Non potevo che iniziare da Lei. Da oltre vent’anni – da quando, in buona sostanza, ho iniziato le prime supplenze – Lei viene bistrattata, offesa, vituperata, considerata fonte di sciagure: alla stregua della bella Elena – responsabile d’aver scatenato la guerra di Troia – la Lezione frontale pare abbia inflitto infiniti lutti… non agli Achei, questa volta, ma a generazioni di sfortunati studenti. Sembra che tutti, insomma, siano convinti che sia arrivato, oggi, il momento di liberarsi definitivamente della scellerata: la maggioranza dei genitori, dei docenti, dei formatori, degli opinionisti, delle aziende e dei rappresentanti del Miur forma un nutrito quanto deciso plotone di esecuzione.
Ma con chi/con cosa se la prende chi se la prende con la Lezione frontale?
“Se la prende con un fantoccio, uno spettro, un nemico costruito appositamente per poterlo combattere”, mi sono risposta – sempre più allibita – nel corso degli anni. Forse è arrivato il momento di condividere la mia risposta, sperando che a essa si unisca un nutrito coro di risposte affini.
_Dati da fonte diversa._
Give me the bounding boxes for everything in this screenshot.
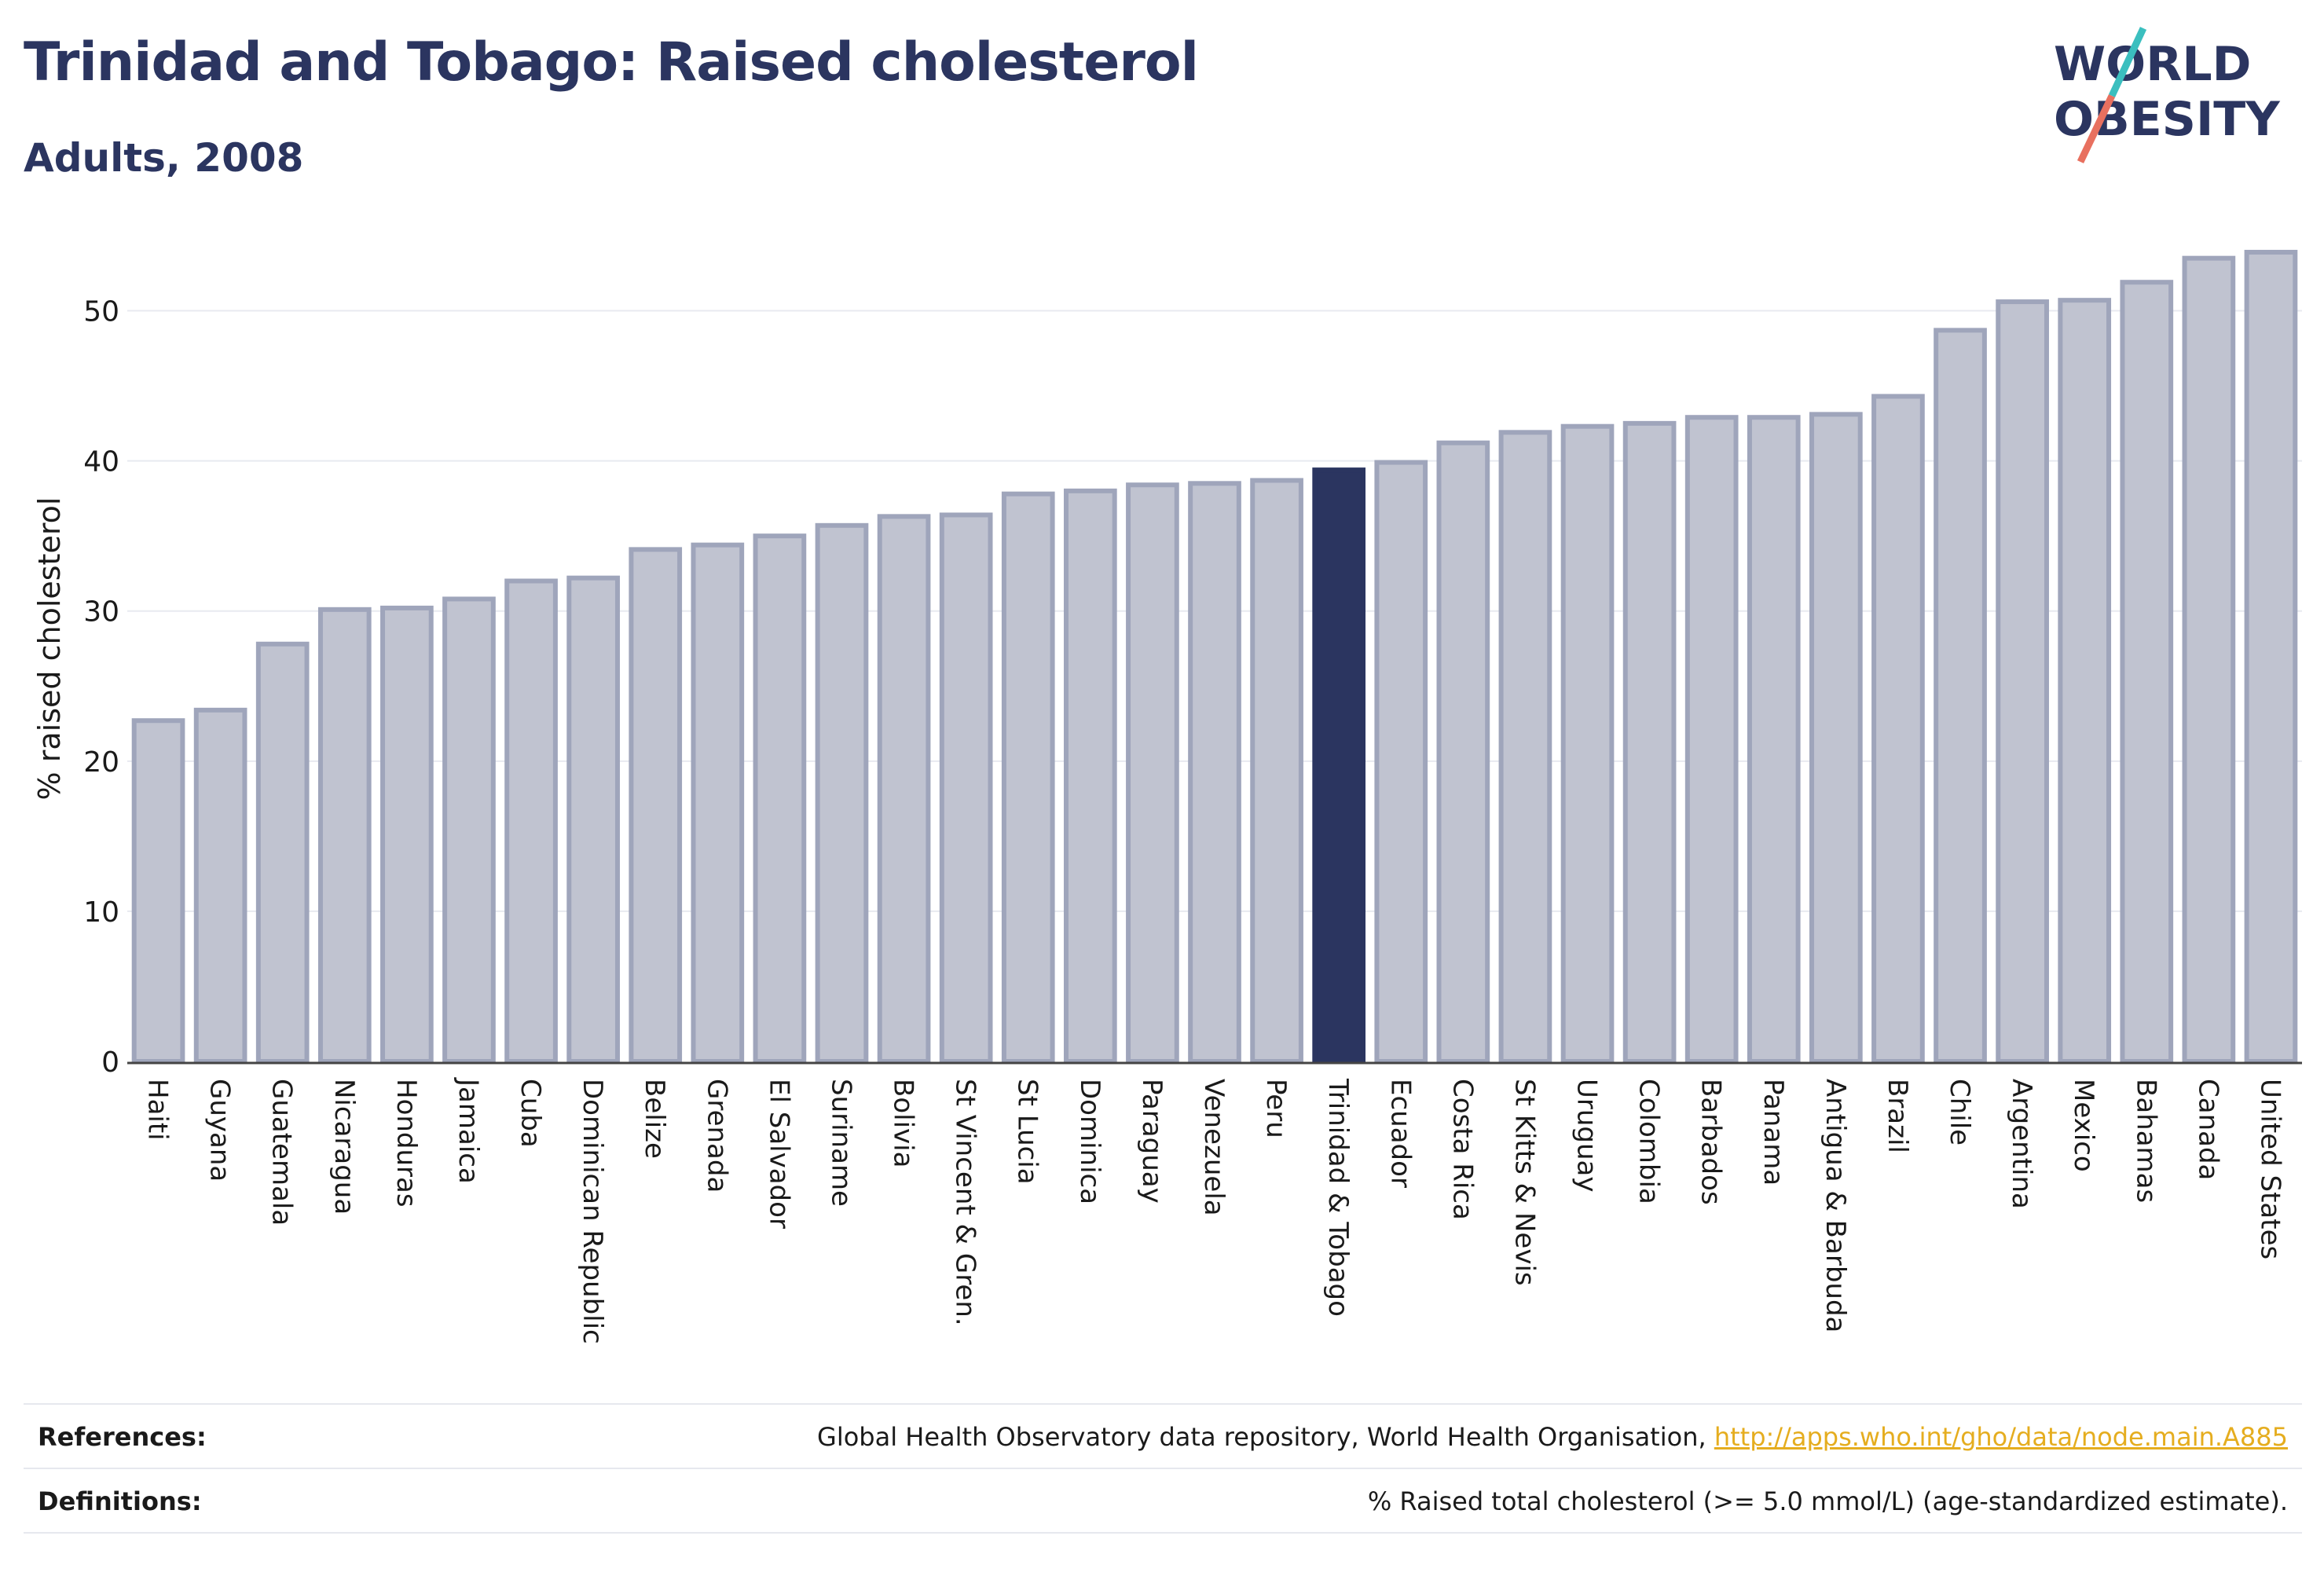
references-link[interactable]: http://apps.who.int/gho/data/node.main.A… <box>1714 1422 2288 1452</box>
bar-highlighted <box>1312 467 1366 1064</box>
references-label: References: <box>38 1422 207 1452</box>
bar <box>691 542 745 1064</box>
chart-subtitle: Adults, 2008 <box>24 135 304 181</box>
x-tick-label: Honduras <box>390 1079 422 1208</box>
bar <box>1374 460 1428 1064</box>
bar <box>2182 255 2236 1064</box>
x-tick-label: Belize <box>639 1079 670 1159</box>
y-axis-title: % raised cholesterol <box>32 497 67 801</box>
x-tick-label: Mexico <box>2068 1079 2099 1172</box>
bar <box>193 707 247 1065</box>
x-tick-label: Ecuador <box>1384 1079 1416 1188</box>
bar <box>1934 328 1987 1064</box>
x-tick-label: Argentina <box>2006 1079 2037 1209</box>
logo-slash-top <box>2108 27 2147 97</box>
y-tick-label: 40 <box>83 446 119 478</box>
x-tick-label: Chile <box>1944 1079 1975 1145</box>
x-tick-label: St Vincent & Gren. <box>950 1079 981 1326</box>
x-tick-label: Uruguay <box>1571 1079 1603 1193</box>
x-tick-label: Trinidad & Tobago <box>1322 1078 1354 1317</box>
bar <box>629 547 683 1064</box>
x-tick-label: Suriname <box>825 1079 856 1207</box>
x-tick-label: Bahamas <box>2130 1079 2161 1203</box>
x-tick-label: Cuba <box>515 1079 546 1148</box>
bar <box>1560 423 1615 1064</box>
bar-chart: 0 10 20 30 40 50 Haiti Guyana Guatemala Nicaragu… <box>32 250 2302 1344</box>
logo-text-world: WORLD <box>2054 37 2251 92</box>
x-tick-label: Guatemala <box>266 1079 298 1226</box>
x-tick-label: Colombia <box>1633 1079 1665 1204</box>
bar <box>753 533 807 1064</box>
bar <box>1001 491 1055 1064</box>
x-tick-label: Barbados <box>1695 1079 1727 1205</box>
bar <box>131 718 185 1064</box>
bar <box>1498 430 1552 1064</box>
x-tick-label: Panama <box>1758 1079 1789 1186</box>
references-text: Global Health Observatory data repositor… <box>817 1422 1714 1452</box>
y-tick-label: 20 <box>83 746 119 779</box>
definitions-label: Definitions: <box>38 1486 202 1516</box>
references-row: References: Global Health Observatory da… <box>24 1403 2302 1468</box>
bar <box>1747 415 1801 1064</box>
x-tick-label: Dominica <box>1074 1079 1105 1204</box>
y-tick-label: 0 <box>101 1046 119 1079</box>
bar <box>317 607 372 1064</box>
x-tick-label: St Kitts & Nevis <box>1508 1079 1540 1286</box>
x-tick-label: El Salvador <box>763 1079 794 1229</box>
y-tick-label: 30 <box>83 596 119 629</box>
bar <box>1250 478 1303 1064</box>
bar <box>815 522 869 1064</box>
x-tick-label: Antigua & Barbuda <box>1820 1079 1851 1332</box>
bar <box>255 641 310 1064</box>
bar <box>1126 482 1179 1064</box>
x-tick-label: Canada <box>2192 1079 2223 1180</box>
y-tick-label: 50 <box>83 296 119 328</box>
world-obesity-logo: WORLD OBESITY <box>2054 27 2281 163</box>
bar <box>504 578 558 1064</box>
y-axis-ticks: 0 10 20 30 40 50 <box>83 296 119 1079</box>
bar <box>1871 394 1925 1064</box>
x-tick-label: Haiti <box>142 1079 174 1141</box>
x-tick-label: Grenada <box>701 1079 732 1193</box>
x-tick-label: Venezuela <box>1198 1079 1230 1216</box>
definitions-value: % Raised total cholesterol (>= 5.0 mmol/… <box>1367 1486 2288 1516</box>
x-axis-labels: Haiti Guyana Guatemala Nicaragua Honduras Jam… <box>142 1077 2286 1344</box>
x-tick-label: Guyana <box>204 1079 236 1182</box>
x-tick-label: Brazil <box>1882 1079 1913 1153</box>
bar <box>2120 280 2174 1065</box>
x-tick-label: Costa Rica <box>1446 1079 1478 1220</box>
y-tick-label: 10 <box>83 896 119 929</box>
x-tick-label: Paraguay <box>1136 1079 1167 1204</box>
x-tick-label: United States <box>2254 1079 2286 1259</box>
bar <box>1996 299 2049 1064</box>
bar <box>1684 415 1739 1064</box>
chart-title: Trinidad and Tobago: Raised cholesterol <box>24 31 1199 93</box>
bar <box>877 514 931 1064</box>
bar <box>566 575 620 1064</box>
bars <box>131 250 2298 1065</box>
bar <box>1436 440 1490 1064</box>
bar <box>442 596 496 1064</box>
x-tick-label: Dominican Republic <box>577 1079 608 1344</box>
x-tick-label: Bolivia <box>888 1079 919 1167</box>
definitions-row: Definitions: % Raised total cholesterol … <box>24 1468 2302 1532</box>
bar <box>1188 481 1241 1064</box>
x-tick-label: St Lucia <box>1012 1079 1043 1185</box>
bar <box>1622 420 1677 1064</box>
bar <box>1063 488 1117 1064</box>
bar <box>939 512 993 1064</box>
bar <box>1809 412 1863 1064</box>
footer-divider <box>24 1532 2302 1534</box>
x-tick-label: Nicaragua <box>328 1079 360 1215</box>
references-value: Global Health Observatory data repositor… <box>817 1422 2288 1452</box>
x-tick-label: Peru <box>1260 1079 1292 1138</box>
bar <box>380 605 434 1064</box>
x-tick-label: Jamaica <box>453 1077 484 1184</box>
bar <box>2244 250 2298 1064</box>
logo-slash-bottom <box>2077 94 2116 163</box>
bar <box>2058 298 2112 1065</box>
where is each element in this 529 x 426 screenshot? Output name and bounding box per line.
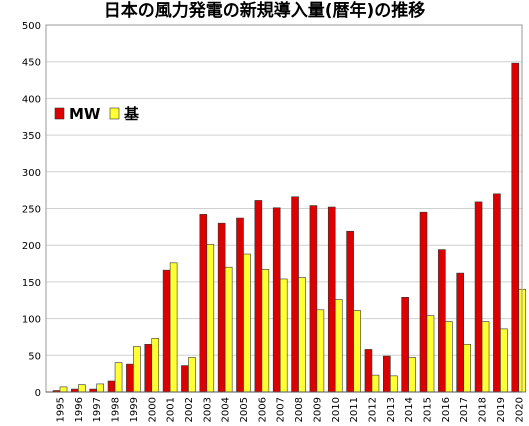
x-tick-label: 2009 <box>312 397 323 422</box>
y-tick-label: 0 <box>35 388 41 399</box>
bars <box>52 62 527 393</box>
legend-label-count: 基 <box>123 105 140 123</box>
bar-count-2014 <box>408 357 416 393</box>
y-tick-label: 400 <box>22 94 41 105</box>
bar-count-2005 <box>243 253 251 393</box>
x-tick-label: 1999 <box>129 397 140 422</box>
bar-count-1995 <box>59 386 68 393</box>
bar-mw-2010 <box>327 206 336 393</box>
bar-mw-1999 <box>126 363 134 393</box>
x-tick-label: 2007 <box>276 397 287 422</box>
bar-count-2017 <box>463 343 472 393</box>
bar-mw-2007 <box>272 207 281 393</box>
bar-mw-2003 <box>199 214 208 393</box>
bar-mw-2019 <box>493 193 501 393</box>
bar-count-2011 <box>353 310 361 393</box>
axes <box>45 24 523 393</box>
bar-count-2000 <box>151 338 160 393</box>
bar-count-2012 <box>371 374 380 393</box>
bar-count-2003 <box>206 244 215 393</box>
bar-count-2002 <box>188 357 196 393</box>
x-tick-label: 2019 <box>496 397 507 422</box>
bar-mw-2015 <box>419 211 428 393</box>
x-tick-label: 2000 <box>147 397 158 422</box>
y-tick-label: 200 <box>22 241 41 252</box>
x-tick-label: 2004 <box>221 397 232 422</box>
x-tick-label: 2016 <box>441 397 452 422</box>
bar-count-1998 <box>114 362 123 393</box>
legend: MW 基 <box>54 105 140 123</box>
bar-count-2019 <box>500 328 508 393</box>
y-tick-label: 300 <box>22 168 41 179</box>
bar-mw-2006 <box>254 200 263 393</box>
y-tick-label: 500 <box>22 21 41 32</box>
bar-mw-2013 <box>382 355 391 393</box>
bar-count-2018 <box>481 321 490 393</box>
y-tick-label: 250 <box>22 205 41 216</box>
bar-count-2004 <box>224 266 233 393</box>
bar-count-2010 <box>334 299 343 393</box>
x-tick-label: 1998 <box>111 397 122 422</box>
x-tick-label: 1995 <box>56 397 67 422</box>
x-tick-label: 2002 <box>184 397 195 422</box>
y-tick-label: 150 <box>22 278 41 289</box>
x-tick-label: 2012 <box>367 397 378 422</box>
bar-mw-2009 <box>309 205 318 393</box>
bar-mw-2014 <box>401 297 409 393</box>
bar-mw-2016 <box>438 249 446 393</box>
bar-mw-2000 <box>144 343 153 393</box>
bar-mw-2017 <box>456 272 465 393</box>
bar-mw-2001 <box>162 269 171 393</box>
bar-count-1997 <box>96 383 104 393</box>
y-tick-label: 100 <box>22 315 41 326</box>
bar-mw-2008 <box>291 196 299 393</box>
x-tick-label: 2001 <box>166 397 177 422</box>
bar-mw-1998 <box>107 380 116 393</box>
y-tick-label: 50 <box>28 351 41 362</box>
x-tick-label: 2005 <box>239 397 250 422</box>
x-tick-label: 2008 <box>294 397 305 422</box>
bar-mw-2005 <box>236 217 244 393</box>
x-tick-label: 2011 <box>349 397 360 422</box>
x-tick-label: 2017 <box>459 397 470 422</box>
bar-count-2013 <box>389 375 398 393</box>
x-tick-label: 1997 <box>92 397 103 422</box>
x-tick-label: 2015 <box>423 397 434 422</box>
bar-count-2015 <box>426 315 435 393</box>
x-tick-label: 2010 <box>331 397 342 422</box>
legend-swatch-mw <box>54 107 65 120</box>
x-tick-label: 2018 <box>478 397 489 422</box>
bar-count-1996 <box>78 384 86 393</box>
legend-label-mw: MW <box>69 105 101 123</box>
x-tick-label: 2003 <box>202 397 213 422</box>
y-tick-label: 350 <box>22 131 41 142</box>
bar-mw-2012 <box>364 349 373 393</box>
x-tick-label: 2013 <box>386 397 397 422</box>
bar-count-2001 <box>169 262 178 393</box>
bar-mw-2018 <box>474 201 483 393</box>
bar-count-2006 <box>261 269 270 393</box>
x-tick-label: 2020 <box>514 397 525 422</box>
chart-title: 日本の風力発電の新規導入量(暦年)の推移 <box>103 1 426 21</box>
bar-count-2007 <box>279 278 288 393</box>
bar-count-1999 <box>133 346 141 393</box>
bar-mw-2004 <box>217 222 226 393</box>
x-tick-label: 1996 <box>74 397 85 422</box>
bar-count-2009 <box>316 309 325 393</box>
bar-count-2008 <box>298 277 306 393</box>
bar-mw-2002 <box>181 365 189 393</box>
x-tick-label: 2014 <box>404 397 415 422</box>
bar-mw-2011 <box>346 230 354 393</box>
legend-swatch-count <box>109 107 120 120</box>
bar-mw-2020 <box>511 62 520 393</box>
x-tick-label: 2006 <box>257 397 268 422</box>
tick-labels: 0 50 100 150 200 250 300 350 400 450 500 1995 1996 19… <box>22 21 525 422</box>
bar-count-2016 <box>445 321 453 393</box>
y-tick-label: 450 <box>22 58 41 69</box>
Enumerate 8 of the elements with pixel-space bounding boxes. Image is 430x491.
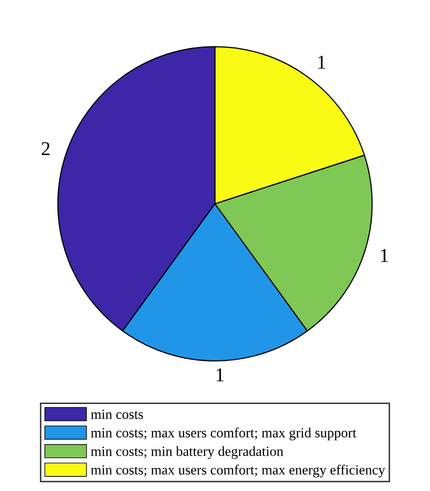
- legend-label: min costs: [90, 410, 143, 419]
- legend-label: min costs; max users comfort; max energy efficiency: [90, 464, 386, 478]
- data-label: 1: [381, 249, 388, 262]
- legend-label: min costs; max users comfort; max grid support: [90, 428, 356, 440]
- data-label: 1: [318, 56, 326, 69]
- legend-label: min costs; min battery degradation: [90, 446, 284, 459]
- data-label: 1: [216, 368, 224, 382]
- data-label: 2: [42, 142, 50, 156]
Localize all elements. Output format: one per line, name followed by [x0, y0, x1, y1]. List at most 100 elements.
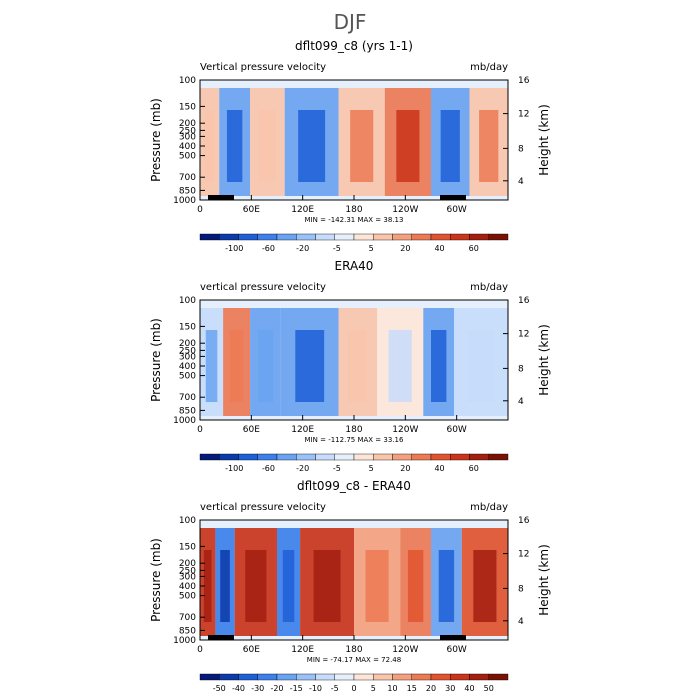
panel1-terrain-1	[208, 195, 234, 200]
panel2-colorbar-swatch-7	[315, 453, 335, 461]
panel1-contour-core-7	[440, 110, 460, 182]
panel1-ytick-1000: 1000	[173, 196, 196, 206]
panel3-ytick-100: 100	[179, 516, 196, 526]
panel1-yrtick-8: 8	[518, 144, 524, 154]
panel3-stats: MIN = -74.17 MAX = 72.48	[307, 656, 401, 664]
panel1-ytick-850: 850	[179, 186, 196, 196]
panel3-xtick-3: 180	[345, 645, 362, 655]
panel2-ytick-300: 300	[179, 352, 196, 362]
panel1-colorbar-swatch-10	[373, 233, 393, 241]
panel1-colorbar-swatch-13	[430, 233, 451, 241]
panel2-stats: MIN = -112.75 MAX = 33.16	[305, 436, 404, 444]
panel2-xtick-3: 180	[345, 425, 362, 435]
panel3-ytick-200: 200	[179, 559, 196, 569]
panel2-xtick-4: 120W	[392, 425, 418, 435]
panel3-colorbar-swatch-15	[469, 673, 489, 681]
panel2-colorbar-swatch-5	[276, 453, 297, 461]
panel2-colorbar-swatch-1	[199, 453, 220, 461]
panel2-contour-core-2	[229, 330, 244, 402]
panel3-ylabel: Pressure (mb)	[149, 538, 163, 622]
panel2-ytick-850: 850	[179, 406, 196, 416]
panel2-colorbar-label-8: 60	[469, 464, 479, 473]
panel2-ytick-100: 100	[179, 296, 196, 306]
panel3-ytick-300: 300	[179, 572, 196, 582]
panel1-colorbar-swatch-15	[469, 233, 489, 241]
panel2-colorbar-swatch-4	[257, 453, 278, 461]
panel1-colorbar-swatch-9	[353, 233, 374, 241]
panel1-ytick-300: 300	[179, 132, 196, 142]
panel2-colorbar-swatch-2	[219, 453, 239, 461]
panel3-colorbar-swatch-2	[219, 673, 239, 681]
panel2-xtick-0: 0	[197, 425, 203, 435]
panel2-contour-core-6	[388, 330, 412, 402]
panel1-colorbar-swatch-16	[488, 233, 509, 241]
panel3-colorbar-swatch-13	[430, 673, 451, 681]
panel3-terrain-2	[440, 635, 466, 640]
panel1-colorbar-label-2: -60	[262, 244, 275, 253]
panel2-colorbar-swatch-15	[469, 453, 489, 461]
panel3-colorbar-label-11: 15	[407, 684, 417, 693]
panel2-colorbar-swatch-10	[373, 453, 393, 461]
panel3-ylabel-right: Height (km)	[537, 544, 551, 615]
panel2-colorbar-swatch-9	[353, 453, 374, 461]
panel2-xtick-5: 60W	[446, 425, 466, 435]
panel2-subtitle-left: vertical pressure velocity	[200, 282, 326, 293]
panel1-colorbar-label-4: -5	[333, 244, 341, 253]
panel2-contour-core-1	[205, 330, 218, 402]
panel3-terrain-1	[208, 635, 234, 640]
panel1-colorbar-swatch-8	[334, 233, 355, 241]
panel2-contour-core-5	[348, 330, 368, 402]
panel2-colorbar-label-4: -5	[333, 464, 341, 473]
panel1-contour-core-8	[479, 110, 499, 182]
panel2-colorbar-swatch-13	[430, 453, 451, 461]
panel3-contour-core-8	[438, 550, 455, 622]
panel3-colorbar-swatch-7	[315, 673, 335, 681]
panel3-contour-core-5	[313, 550, 341, 622]
panel3-xtick-2: 120E	[291, 645, 314, 655]
panel3-title: dflt099_c8 - ERA40	[297, 479, 411, 493]
panel2-ylabel-right: Height (km)	[537, 324, 551, 395]
panel2-ylabel: Pressure (mb)	[149, 318, 163, 402]
panel3-colorbar-label-12: 20	[426, 684, 436, 693]
panel3-xtick-1: 60E	[243, 645, 260, 655]
panel2-colorbar-label-2: -60	[262, 464, 275, 473]
panel3-contour-core-3	[245, 550, 267, 622]
panel3-colorbar-swatch-6	[296, 673, 316, 681]
panel2-yrtick-12: 12	[518, 330, 529, 340]
panel3-ytick-150: 150	[179, 542, 196, 552]
panel1-colorbar-swatch-3	[238, 233, 258, 241]
panel3-colorbar-label-8: 0	[351, 684, 356, 693]
panel1-ylabel: Pressure (mb)	[149, 98, 163, 182]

Primo: la Frontalità è un valore che solo i valorosi riconoscono come tale e proteggono. Per stare di fronte a qualcuno (agli studenti, nel nostro caso) ci vuole coraggio perché ci stai solo, tutto intero, con quel poco che ti sembra di sapere e quell’oceano di non-sapere che ti circonda e preme da ogni lato. Ci stai con il tuo corpo (faccia struccata, calvizie incipiente, rughe, pancetta da birra, calze smagliate, patta semiaperta…); ci stai con la tua voce che è lo strumento (scordato, stridente, tremulo, sfiancato) che racconta storie, snocciola dati, propone metafore, presenta teorie, richiama, rimprovera, elogia, interroga, grida e sussurra.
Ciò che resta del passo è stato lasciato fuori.